Секрет такого стремительного взлета Потемкина был простой: стареющая Екатерина, а ей шел уже сорок пятый год, со страстью юной девы влюбилась в тридцатипятилетнего Григория. Он же, не держа зла на ее утехи с прежними фаворитами, не думая ни о чинах, ни о наградах, которые были впереди, ответил ей не менее пылким и глубоким чувством.

К удивлению дворцовых интриганов, пересмеивавшихся за спинами императрицы и Потемкина, их любовь оказалась настоящей и длилась долгие годы. Правда, позднее, при длительных отлучках Григория, Екатерина позволяла себе заводить новых любовников, но они нужны были только для тела. И никто не мог заменить ей «батиньку» Григория.

Он был для сердца!

Фактически Григорий и Екатерина являлись мужем и женой, хотя формальный брак, по понятным причинам, никогда не регистрировали.

Являясь членом Совета, Потемкин на заседаниях выступал редко – чаще отмалчивался, с напускным безразличием внимая произносимым речам и читаемым вслух реляциям. Но в убаюкивающем витиеватом многословий, которым сплошь и рядом грешили члены Совета, его острый практичный ум сразу цеплялся за нить рассуждений и никакие мудреные и аргументированные словопрения не могли уже побудить графа изменить сложившееся у него собственное мнение. Ибо оно было правильное.

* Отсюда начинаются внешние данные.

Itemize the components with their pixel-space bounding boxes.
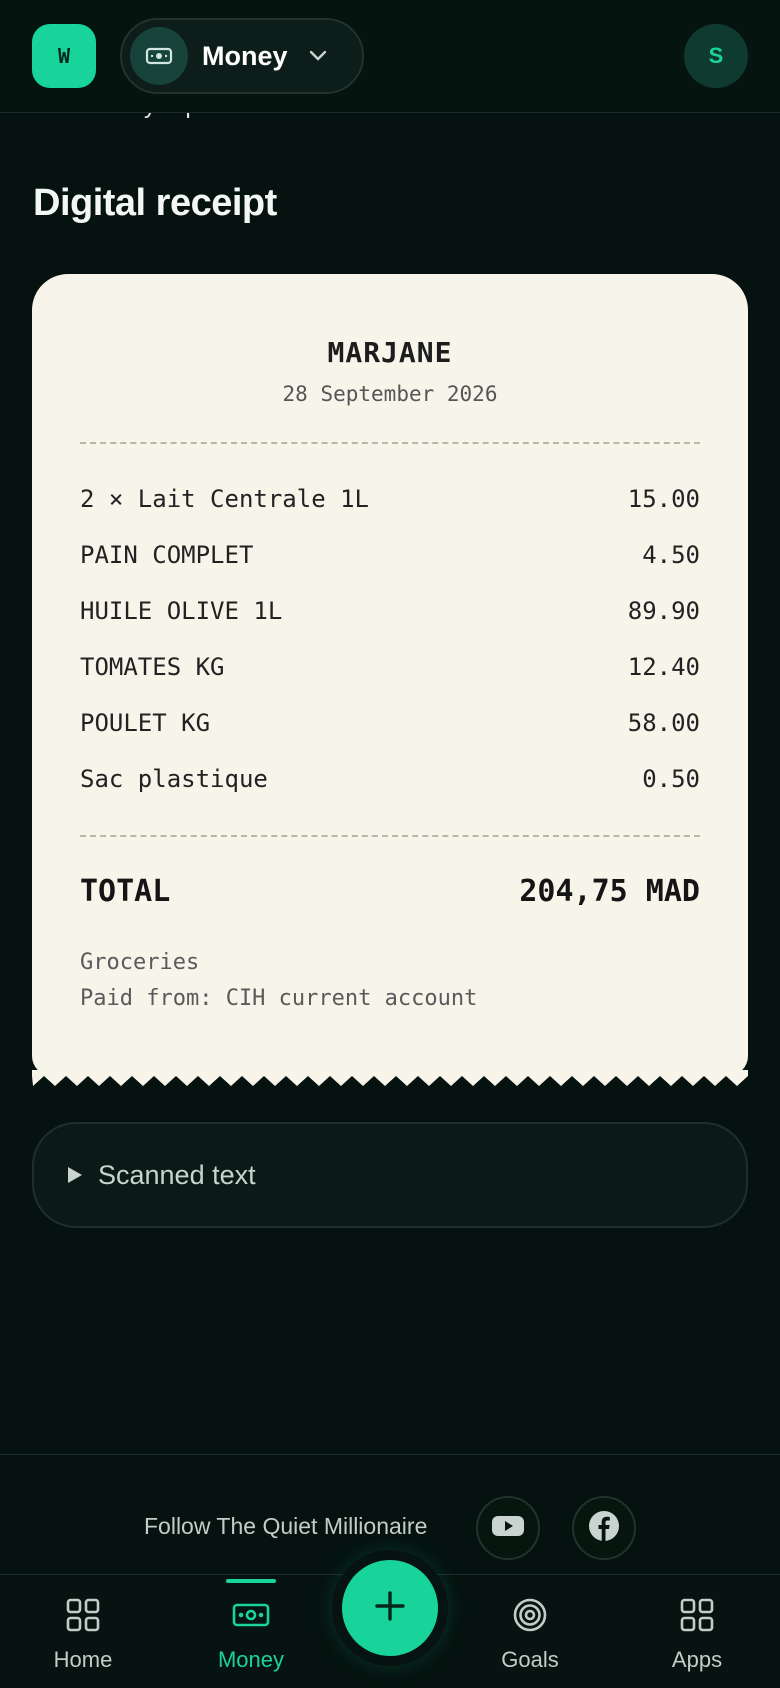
receipt-line-item: POULET KG 58.00 <box>80 705 700 741</box>
page-title: Digital receipt <box>33 182 277 224</box>
add-button[interactable] <box>342 1560 438 1656</box>
nav-money-label: Money <box>217 1647 285 1672</box>
app-switcher-button[interactable]: Money <box>120 18 364 94</box>
active-indicator <box>226 1579 276 1583</box>
youtube-link[interactable] <box>476 1496 540 1560</box>
item-name: Sac plastique <box>80 765 268 793</box>
nav-goals-label: Goals <box>501 1647 559 1672</box>
total-value: 204,75 MAD <box>519 874 700 909</box>
chevron-down-icon <box>308 50 328 62</box>
item-price: 89.90 <box>627 597 700 625</box>
receipt-card: MARJANE 28 September 2026 2 × Lait Centr… <box>32 274 748 1076</box>
youtube-icon <box>491 1514 525 1543</box>
target-icon <box>512 1597 548 1639</box>
receipt-divider <box>80 835 700 837</box>
receipt-torn-edge <box>32 1070 748 1086</box>
scanned-text-toggle[interactable]: Scanned text <box>32 1122 748 1228</box>
receipt-store-name: MARJANE <box>327 336 453 369</box>
item-price: 4.50 <box>642 541 700 569</box>
item-name: HUILE OLIVE 1L <box>80 597 283 625</box>
top-bar: W Money S <box>0 0 780 113</box>
item-name: TOMATES KG <box>80 653 225 681</box>
receipt-line-item: TOMATES KG 12.40 <box>80 649 700 685</box>
receipt-divider <box>80 442 700 444</box>
receipt-line-item: Sac plastique 0.50 <box>80 761 700 797</box>
receipt-total-row: TOTAL 204,75 MAD <box>80 874 700 909</box>
nav-apps[interactable]: Apps <box>632 1575 762 1688</box>
item-name: PAIN COMPLET <box>80 541 254 569</box>
receipt-date: 28 September 2026 <box>282 382 498 406</box>
item-price: 0.50 <box>642 765 700 793</box>
facebook-link[interactable] <box>572 1496 636 1560</box>
facebook-icon <box>588 1510 620 1547</box>
apps-icon <box>679 1597 715 1639</box>
nav-home-label: Home <box>53 1647 113 1672</box>
footer-divider <box>0 1454 780 1455</box>
user-avatar[interactable]: S <box>684 24 748 88</box>
nav-home[interactable]: Home <box>18 1575 148 1688</box>
receipt-category: Groceries <box>80 950 200 975</box>
receipt-line-item: HUILE OLIVE 1L 89.90 <box>80 593 700 629</box>
item-price: 15.00 <box>627 485 700 513</box>
banknote-icon <box>231 1597 271 1639</box>
follow-text: Follow The Quiet Millionaire <box>144 1513 428 1539</box>
receipt-line-item: PAIN COMPLET 4.50 <box>80 537 700 573</box>
app-logo[interactable]: W <box>32 24 96 88</box>
grid-icon <box>65 1597 101 1639</box>
receipt-line-item: 2 × Lait Centrale 1L 15.00 <box>80 481 700 517</box>
plus-icon <box>372 1588 408 1629</box>
nav-money[interactable]: Money <box>186 1575 316 1688</box>
nav-apps-label: Apps <box>671 1647 723 1672</box>
item-name: 2 × Lait Centrale 1L <box>80 485 369 513</box>
item-price: 58.00 <box>627 709 700 737</box>
total-label: TOTAL <box>80 874 171 909</box>
item-price: 12.40 <box>627 653 700 681</box>
scanned-text-label: Scanned text <box>98 1159 256 1190</box>
expand-triangle-icon <box>68 1167 82 1183</box>
banknote-icon <box>130 27 188 85</box>
app-switcher-label: Money <box>202 40 288 71</box>
nav-goals[interactable]: Goals <box>465 1575 595 1688</box>
receipt-paid-from: Paid from: CIH current account <box>80 986 478 1011</box>
item-name: POULET KG <box>80 709 211 737</box>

Долгоруков Потемкина не любил. Но неприязни никогда не выказывал – был сдержан, учтив, не заискивал. На его глазах сломались судьбы многих временщиков-фаворитов, и князь был уверен, что одноглазого Гришку ждет такой же печальный жребий.

Провожая взглядом отошедшего к дамам Потемкина, Василий Михайлович был уверен, что тот при случае расскажет Екатерине о его словах. Однако никакого страха или смущения сейчас не испытывал, потому что еще десятого числа решил просить у государыни отставку.